Account 1 initially has a balance of $100.

Person A makes a payment to add $300 to Account 1 at 8:21:21.

Simultaneously, Person B makes a payment to deduct $10 from Account 1 at the same timestamp (8:21:21).

After these transactions, Account 1 shows a balance of $90.

I need assistance in understanding what happened and how to fix it using Laravel/MySQL.

Thank you, everyone.

0 likes
2 replies
nexxai's avatar

You're not using DB locking, so the second query read the original data and then just overwrote the "$400" with the "$90". This is a very simple race condition.

When doing transactions like this, you should be doing pessimistic locking as described here with the ->lockForUpdate() method and using DB::transaction()s to make sure that only one of these updates happens at a time.

I would also suggest you look into double entry accounting to ensure that even if your code somehow allows another one of these race conditions that you have an audit log that you can refer back to, to balance your books.

Merklin's avatar

@nexxai I am new to laravel and I admit I didn"t know about this lock function. so I have a few questions:

  1. If I use lockForUpdate() when getting the data to populate the update form, is it auto-unlocked when later the Model->update() is fired or it should be done mnually?

  2. Also, isn't using the transactions used by default in Laravel 10?

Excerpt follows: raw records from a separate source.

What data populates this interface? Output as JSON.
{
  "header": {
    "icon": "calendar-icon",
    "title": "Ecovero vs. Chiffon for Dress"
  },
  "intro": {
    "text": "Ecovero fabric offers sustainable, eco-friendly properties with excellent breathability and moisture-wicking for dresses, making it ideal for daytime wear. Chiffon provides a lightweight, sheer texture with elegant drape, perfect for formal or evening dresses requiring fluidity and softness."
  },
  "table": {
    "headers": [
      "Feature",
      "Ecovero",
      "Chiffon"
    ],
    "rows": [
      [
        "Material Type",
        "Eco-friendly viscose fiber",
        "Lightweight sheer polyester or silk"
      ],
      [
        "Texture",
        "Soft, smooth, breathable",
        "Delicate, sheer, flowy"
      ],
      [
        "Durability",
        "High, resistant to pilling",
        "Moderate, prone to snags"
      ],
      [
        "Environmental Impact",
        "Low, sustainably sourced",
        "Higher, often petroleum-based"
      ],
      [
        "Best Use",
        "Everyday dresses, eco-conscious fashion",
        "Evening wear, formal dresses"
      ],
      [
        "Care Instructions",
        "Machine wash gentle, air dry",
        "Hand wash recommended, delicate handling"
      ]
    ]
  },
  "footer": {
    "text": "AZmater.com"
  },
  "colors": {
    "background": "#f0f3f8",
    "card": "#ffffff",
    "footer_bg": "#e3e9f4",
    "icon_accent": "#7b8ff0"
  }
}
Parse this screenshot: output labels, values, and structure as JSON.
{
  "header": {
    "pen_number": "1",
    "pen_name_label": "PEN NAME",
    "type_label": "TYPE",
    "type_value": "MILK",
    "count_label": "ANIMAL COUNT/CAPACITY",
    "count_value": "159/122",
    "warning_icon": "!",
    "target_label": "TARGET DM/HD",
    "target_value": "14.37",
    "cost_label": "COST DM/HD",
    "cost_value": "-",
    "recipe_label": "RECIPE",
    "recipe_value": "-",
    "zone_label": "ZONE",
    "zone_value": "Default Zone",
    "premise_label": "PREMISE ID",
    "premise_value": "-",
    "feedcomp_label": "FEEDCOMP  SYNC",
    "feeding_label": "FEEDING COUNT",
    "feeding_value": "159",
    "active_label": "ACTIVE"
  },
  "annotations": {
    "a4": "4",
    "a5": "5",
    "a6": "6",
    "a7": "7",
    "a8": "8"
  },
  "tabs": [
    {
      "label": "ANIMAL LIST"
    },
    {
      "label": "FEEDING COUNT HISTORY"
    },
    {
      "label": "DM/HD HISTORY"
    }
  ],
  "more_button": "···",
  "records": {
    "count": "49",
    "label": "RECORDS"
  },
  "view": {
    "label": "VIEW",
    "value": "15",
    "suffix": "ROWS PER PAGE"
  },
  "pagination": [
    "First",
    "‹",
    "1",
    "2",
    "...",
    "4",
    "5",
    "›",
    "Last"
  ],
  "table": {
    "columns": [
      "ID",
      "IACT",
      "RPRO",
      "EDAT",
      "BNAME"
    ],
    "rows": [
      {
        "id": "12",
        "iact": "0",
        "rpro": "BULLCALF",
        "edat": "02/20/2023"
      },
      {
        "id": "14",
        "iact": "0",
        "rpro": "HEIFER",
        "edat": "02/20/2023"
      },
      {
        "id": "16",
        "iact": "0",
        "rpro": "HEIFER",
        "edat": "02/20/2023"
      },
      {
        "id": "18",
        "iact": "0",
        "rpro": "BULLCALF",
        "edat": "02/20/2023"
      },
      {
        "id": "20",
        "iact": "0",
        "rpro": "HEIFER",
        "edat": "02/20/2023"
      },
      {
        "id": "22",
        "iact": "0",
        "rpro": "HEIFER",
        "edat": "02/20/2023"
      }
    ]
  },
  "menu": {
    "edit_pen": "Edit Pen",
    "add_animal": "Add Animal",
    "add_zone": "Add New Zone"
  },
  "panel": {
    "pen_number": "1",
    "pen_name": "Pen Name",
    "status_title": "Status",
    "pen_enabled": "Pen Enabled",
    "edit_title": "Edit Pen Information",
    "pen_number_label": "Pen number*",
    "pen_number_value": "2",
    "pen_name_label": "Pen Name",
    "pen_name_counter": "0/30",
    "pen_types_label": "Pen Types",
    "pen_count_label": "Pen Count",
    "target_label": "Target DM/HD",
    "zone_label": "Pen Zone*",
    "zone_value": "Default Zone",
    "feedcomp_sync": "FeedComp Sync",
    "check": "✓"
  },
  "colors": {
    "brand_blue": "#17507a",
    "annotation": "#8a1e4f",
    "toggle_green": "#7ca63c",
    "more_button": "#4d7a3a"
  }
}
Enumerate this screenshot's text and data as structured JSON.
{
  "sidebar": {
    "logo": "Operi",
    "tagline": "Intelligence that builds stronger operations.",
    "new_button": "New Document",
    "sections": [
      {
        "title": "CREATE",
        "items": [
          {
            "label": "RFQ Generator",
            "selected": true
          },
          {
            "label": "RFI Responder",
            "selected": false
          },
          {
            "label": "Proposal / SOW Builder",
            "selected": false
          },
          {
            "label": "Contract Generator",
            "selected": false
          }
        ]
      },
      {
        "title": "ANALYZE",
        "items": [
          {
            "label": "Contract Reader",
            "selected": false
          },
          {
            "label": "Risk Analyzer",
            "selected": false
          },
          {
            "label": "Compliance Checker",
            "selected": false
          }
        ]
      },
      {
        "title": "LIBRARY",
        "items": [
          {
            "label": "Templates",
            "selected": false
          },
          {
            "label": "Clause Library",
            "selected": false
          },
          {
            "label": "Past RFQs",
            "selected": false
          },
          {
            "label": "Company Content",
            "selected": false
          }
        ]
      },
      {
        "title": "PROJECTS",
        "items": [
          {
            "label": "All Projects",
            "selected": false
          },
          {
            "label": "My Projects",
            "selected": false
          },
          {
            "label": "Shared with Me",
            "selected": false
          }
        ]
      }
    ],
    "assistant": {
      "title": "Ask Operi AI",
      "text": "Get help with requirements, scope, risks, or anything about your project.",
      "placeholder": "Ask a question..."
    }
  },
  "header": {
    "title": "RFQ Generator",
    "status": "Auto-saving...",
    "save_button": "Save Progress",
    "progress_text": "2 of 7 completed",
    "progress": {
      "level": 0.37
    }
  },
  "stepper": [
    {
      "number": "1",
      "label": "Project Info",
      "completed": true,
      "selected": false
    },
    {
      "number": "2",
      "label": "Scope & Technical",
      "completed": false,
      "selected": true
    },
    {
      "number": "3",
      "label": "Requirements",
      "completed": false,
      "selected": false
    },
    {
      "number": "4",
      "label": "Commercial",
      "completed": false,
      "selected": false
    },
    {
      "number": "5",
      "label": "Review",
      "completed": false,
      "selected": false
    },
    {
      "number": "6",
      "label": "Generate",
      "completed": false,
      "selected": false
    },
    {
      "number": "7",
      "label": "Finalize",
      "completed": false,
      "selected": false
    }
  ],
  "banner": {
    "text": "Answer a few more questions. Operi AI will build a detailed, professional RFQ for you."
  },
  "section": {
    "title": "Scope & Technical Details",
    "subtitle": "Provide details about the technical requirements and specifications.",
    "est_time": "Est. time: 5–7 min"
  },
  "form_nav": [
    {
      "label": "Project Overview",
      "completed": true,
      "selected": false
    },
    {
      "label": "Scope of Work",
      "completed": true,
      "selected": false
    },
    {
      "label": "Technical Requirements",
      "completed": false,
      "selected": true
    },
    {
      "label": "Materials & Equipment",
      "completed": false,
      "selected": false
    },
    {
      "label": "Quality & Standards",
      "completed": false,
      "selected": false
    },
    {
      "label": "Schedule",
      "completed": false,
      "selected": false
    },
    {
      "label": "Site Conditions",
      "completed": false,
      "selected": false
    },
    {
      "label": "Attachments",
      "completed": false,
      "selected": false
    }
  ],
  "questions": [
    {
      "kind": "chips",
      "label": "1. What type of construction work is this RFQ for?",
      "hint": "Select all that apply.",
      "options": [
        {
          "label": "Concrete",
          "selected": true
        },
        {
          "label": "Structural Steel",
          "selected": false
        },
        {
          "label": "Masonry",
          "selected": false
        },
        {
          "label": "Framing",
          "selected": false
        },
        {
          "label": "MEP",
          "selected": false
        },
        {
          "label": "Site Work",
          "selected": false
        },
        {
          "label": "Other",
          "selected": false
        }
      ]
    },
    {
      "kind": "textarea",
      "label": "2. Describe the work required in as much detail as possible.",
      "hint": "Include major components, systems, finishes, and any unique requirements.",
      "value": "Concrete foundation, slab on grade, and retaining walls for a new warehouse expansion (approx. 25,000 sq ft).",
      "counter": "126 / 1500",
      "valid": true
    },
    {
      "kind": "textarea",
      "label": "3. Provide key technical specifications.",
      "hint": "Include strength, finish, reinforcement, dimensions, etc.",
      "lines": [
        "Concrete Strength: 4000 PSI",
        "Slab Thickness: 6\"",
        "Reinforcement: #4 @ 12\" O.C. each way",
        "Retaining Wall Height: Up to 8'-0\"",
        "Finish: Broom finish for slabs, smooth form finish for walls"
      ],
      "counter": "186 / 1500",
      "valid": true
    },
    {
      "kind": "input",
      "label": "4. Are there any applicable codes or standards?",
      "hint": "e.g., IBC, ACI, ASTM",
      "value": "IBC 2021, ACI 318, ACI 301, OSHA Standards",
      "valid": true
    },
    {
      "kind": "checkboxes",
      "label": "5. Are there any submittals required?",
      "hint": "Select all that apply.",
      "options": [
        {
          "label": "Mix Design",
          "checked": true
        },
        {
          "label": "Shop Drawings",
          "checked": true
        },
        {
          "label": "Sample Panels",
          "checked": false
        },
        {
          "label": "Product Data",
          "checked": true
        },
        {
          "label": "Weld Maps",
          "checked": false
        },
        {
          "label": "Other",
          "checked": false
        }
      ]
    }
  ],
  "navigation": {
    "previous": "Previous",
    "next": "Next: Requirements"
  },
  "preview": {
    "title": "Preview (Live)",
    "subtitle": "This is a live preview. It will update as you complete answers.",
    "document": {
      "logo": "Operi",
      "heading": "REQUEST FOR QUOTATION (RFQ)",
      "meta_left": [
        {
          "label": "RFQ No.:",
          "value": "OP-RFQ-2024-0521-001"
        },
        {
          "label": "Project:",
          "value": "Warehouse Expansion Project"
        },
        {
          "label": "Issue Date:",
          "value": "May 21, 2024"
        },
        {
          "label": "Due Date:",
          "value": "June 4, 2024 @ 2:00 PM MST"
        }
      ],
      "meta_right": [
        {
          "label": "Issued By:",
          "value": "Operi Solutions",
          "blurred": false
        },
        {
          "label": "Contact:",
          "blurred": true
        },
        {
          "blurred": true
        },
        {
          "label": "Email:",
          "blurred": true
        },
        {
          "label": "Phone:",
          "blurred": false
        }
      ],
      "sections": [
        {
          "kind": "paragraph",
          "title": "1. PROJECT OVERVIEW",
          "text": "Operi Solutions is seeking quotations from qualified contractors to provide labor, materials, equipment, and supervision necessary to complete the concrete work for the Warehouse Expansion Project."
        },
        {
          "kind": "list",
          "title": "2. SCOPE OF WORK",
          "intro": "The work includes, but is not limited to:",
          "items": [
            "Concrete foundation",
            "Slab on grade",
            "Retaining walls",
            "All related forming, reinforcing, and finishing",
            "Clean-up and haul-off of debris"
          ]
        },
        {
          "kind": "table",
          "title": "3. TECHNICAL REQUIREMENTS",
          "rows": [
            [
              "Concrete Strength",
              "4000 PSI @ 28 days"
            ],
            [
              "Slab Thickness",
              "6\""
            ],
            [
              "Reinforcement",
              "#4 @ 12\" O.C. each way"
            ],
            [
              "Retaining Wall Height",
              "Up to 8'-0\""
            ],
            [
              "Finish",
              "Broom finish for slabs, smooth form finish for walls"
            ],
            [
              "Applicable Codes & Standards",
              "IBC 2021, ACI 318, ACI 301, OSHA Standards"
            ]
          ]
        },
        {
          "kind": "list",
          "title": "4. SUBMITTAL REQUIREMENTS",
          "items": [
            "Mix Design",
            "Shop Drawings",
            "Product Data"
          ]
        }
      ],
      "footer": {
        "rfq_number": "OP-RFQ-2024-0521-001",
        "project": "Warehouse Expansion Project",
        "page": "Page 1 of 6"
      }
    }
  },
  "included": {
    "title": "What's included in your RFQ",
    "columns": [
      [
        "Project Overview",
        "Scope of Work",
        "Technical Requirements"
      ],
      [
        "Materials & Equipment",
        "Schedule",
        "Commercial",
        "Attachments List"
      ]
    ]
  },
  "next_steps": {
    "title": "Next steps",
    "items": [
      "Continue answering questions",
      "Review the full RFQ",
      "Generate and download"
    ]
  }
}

My edit/update is like this:

public function commonEditData(string $modelName, int $recordId): void
    {

        $this->useCachedRows();

        try {
            $modelClass = 'App\Models\' . $modelName;
            $object = $modelClass::findOrFail($recordId);
            if ($object) {
                $this->id = $object->id;
                $this->setDataFromObject(ucfirst($modelName), $object);
            } else {
                $this->dispatch('warning');
                $this->cancelAction();
            }
        } catch (Exception $exc) {
            Log::error($exc->getMessage() . ' for ' . __CLASS__ . '::' . __FUNCTION__);
            $this->dispatch('danger');
        }
    }

public function commonUpdateData(string $modelName): void
    {

        if (!App::runningUnitTests()) {
            $this->validate();
        }

        try {
            $modelClass = 'App\Models\' . $modelName;
            $object = $modelClass::findOrFail($this->id);
            $update = $object->update($this->getData(ucfirst($modelName)));
            $this->dispatch('updated');

            if (($modelName === 'Task' || $modelName === 'Project') && $update && !App::runningUnitTests()) {
                $this->handleProjectUpdates($object->project_id);
            }
        } catch (Exception $exc) {
            Log::error($exc->getMessage() . ' for ' . __CLASS__ . '::' . __FUNCTION__);
            $this->dispatch('danger');
        }

        $this->cancelAction();
    }

Can I use lockForUpdate() in the commonEditData()? And then DB::transaction() and DB::commit() in commonUpdateData() or it is done automatically by Laravel?